You see, James Brown doesn’t need to fire up and rile up the crowd and get them heated tot he point of ecstasy. No, no, the audience walks in already feeling that way and you can tell just based on how all the women in the audience lose their minds when he starts singing Try Me. He hasn’t done anything except start singing and they they shriek and holler as if all their panties suddenly got soaked. Is it safe to say he was a bit like the Black Elvis Presley? Cool, sexy and had a funky hairstyle? I’d say it’s a safe assumption to make. He goes into his shows knowing the audience will love it from the start, so he doesn’t need to make that extra effort to pump them up (OK maybe a little for the sake of good entertainment).

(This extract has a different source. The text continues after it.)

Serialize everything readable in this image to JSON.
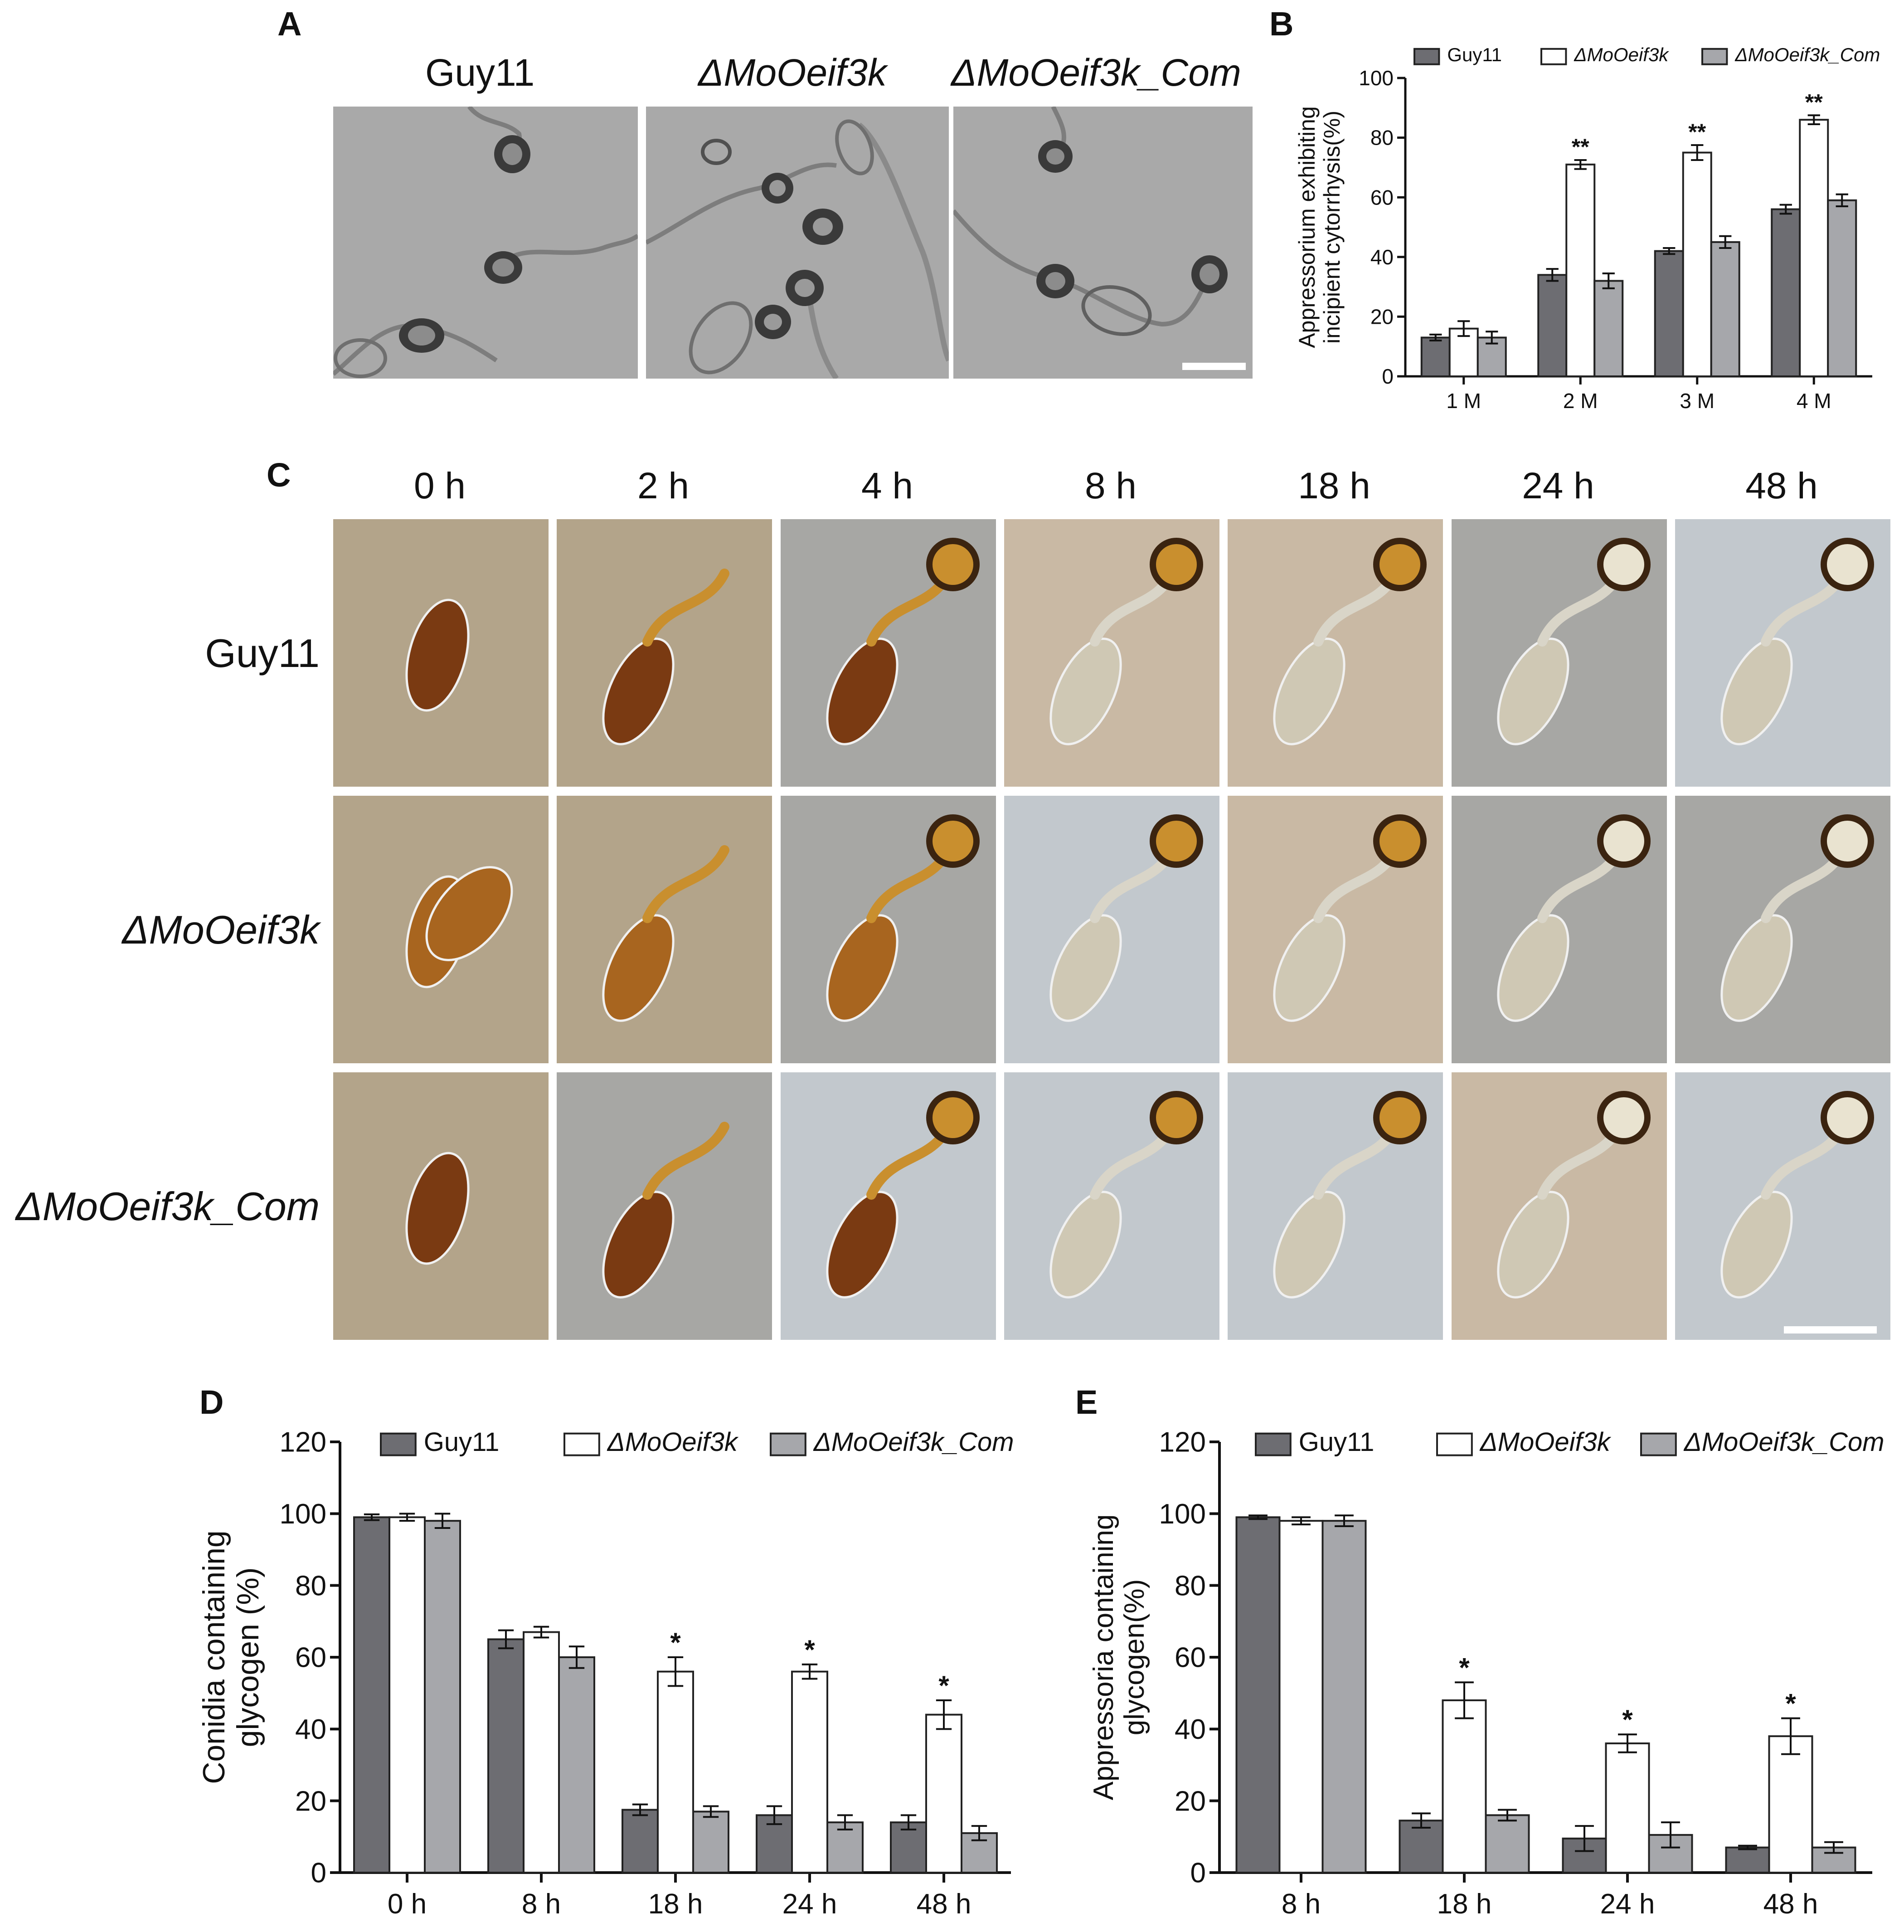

And that’s really what this album is, enjoyable. It doesn’t do anything out of ordinary or more, it’s exactly what it needed to be for a James Brown live album. You go in expecting James Brown to do his James Brown thing and he delivers. Even the label felt that way, feeling it wouldn’t be a good idea to release a live album of old material that people already know and have heard a bunch of times. It seem that’s exactly what they needed to do because the album sold like crazy. It was selling faster than they could print it. The live album of old material is exactly what the people wanted, the songs they knew and loved that they could enjoy together, compiled on one album.

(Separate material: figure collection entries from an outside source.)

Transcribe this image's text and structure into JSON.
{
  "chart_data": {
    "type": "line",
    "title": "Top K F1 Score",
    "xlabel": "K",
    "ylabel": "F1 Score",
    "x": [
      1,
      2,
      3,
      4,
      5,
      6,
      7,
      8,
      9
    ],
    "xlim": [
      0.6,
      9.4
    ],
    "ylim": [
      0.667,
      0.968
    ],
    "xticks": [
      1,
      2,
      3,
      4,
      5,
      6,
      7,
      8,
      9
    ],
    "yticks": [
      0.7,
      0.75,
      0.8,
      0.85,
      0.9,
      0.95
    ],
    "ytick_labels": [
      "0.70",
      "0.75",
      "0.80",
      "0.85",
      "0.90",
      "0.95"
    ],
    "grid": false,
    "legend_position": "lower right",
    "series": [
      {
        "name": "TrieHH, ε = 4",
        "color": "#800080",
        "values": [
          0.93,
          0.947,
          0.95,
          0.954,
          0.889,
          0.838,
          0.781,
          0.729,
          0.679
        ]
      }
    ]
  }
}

That’s really the reason why this album is on the list. The album itself is pretty straight-forward and is enjoyable as a whole. If you’re not really a James Brown fan, you can put this on and enjoy it, but it won’t really do much to persuade you into becoming a fan (it didn’t for me at least). But what it did was prove the star-power James Brown had. He wasn’t just a soul singer, he was a powerhouse of soul singing and record selling. He was able to get the crowd going on star-power alone and when the label doubted him he proved the people were there to back him up. He was loved no doubt about it and he knew that and had confidence in his fans that they would be there to prove the label wrong. It was so big that disc jockeys were actually playing the album in full on their stations, which is one hell of an achievement in terms of albums. Heck, it was so big that he would go on to record other Live at the Apollo albums just because of the success of this one.
I’m actually liking the discovery of albums that are on this list due to their historical importance. It’s fun actually researching about the time they came out to understand their context and why they were such a big deal, especially those that don’t really hold up today. It’s satisfying my curiosity and my semi-love of history and I honestly find it really fascinating and interesting. If I leave with one thing form doing this challenge it’ll be all the music history I am learning. Expanding the mind of musical knowledge that I can drop on unsuspecting victims (in a nice and completely non-pretentious way that looks like I’m trying to prove something). And even if no one wants to listen, I’m happy having the knowledge for myself for my own personal satisfaction.
Didn’t expect myself to get to that, but that’s the joy of writing… you never know where it will take you. Especially if you’re a writer like me who starts with an idea of what he’s going to say and kind of goes with the flow, never knowing where I will end once I’ve started. It’s quite exciting, to be honest.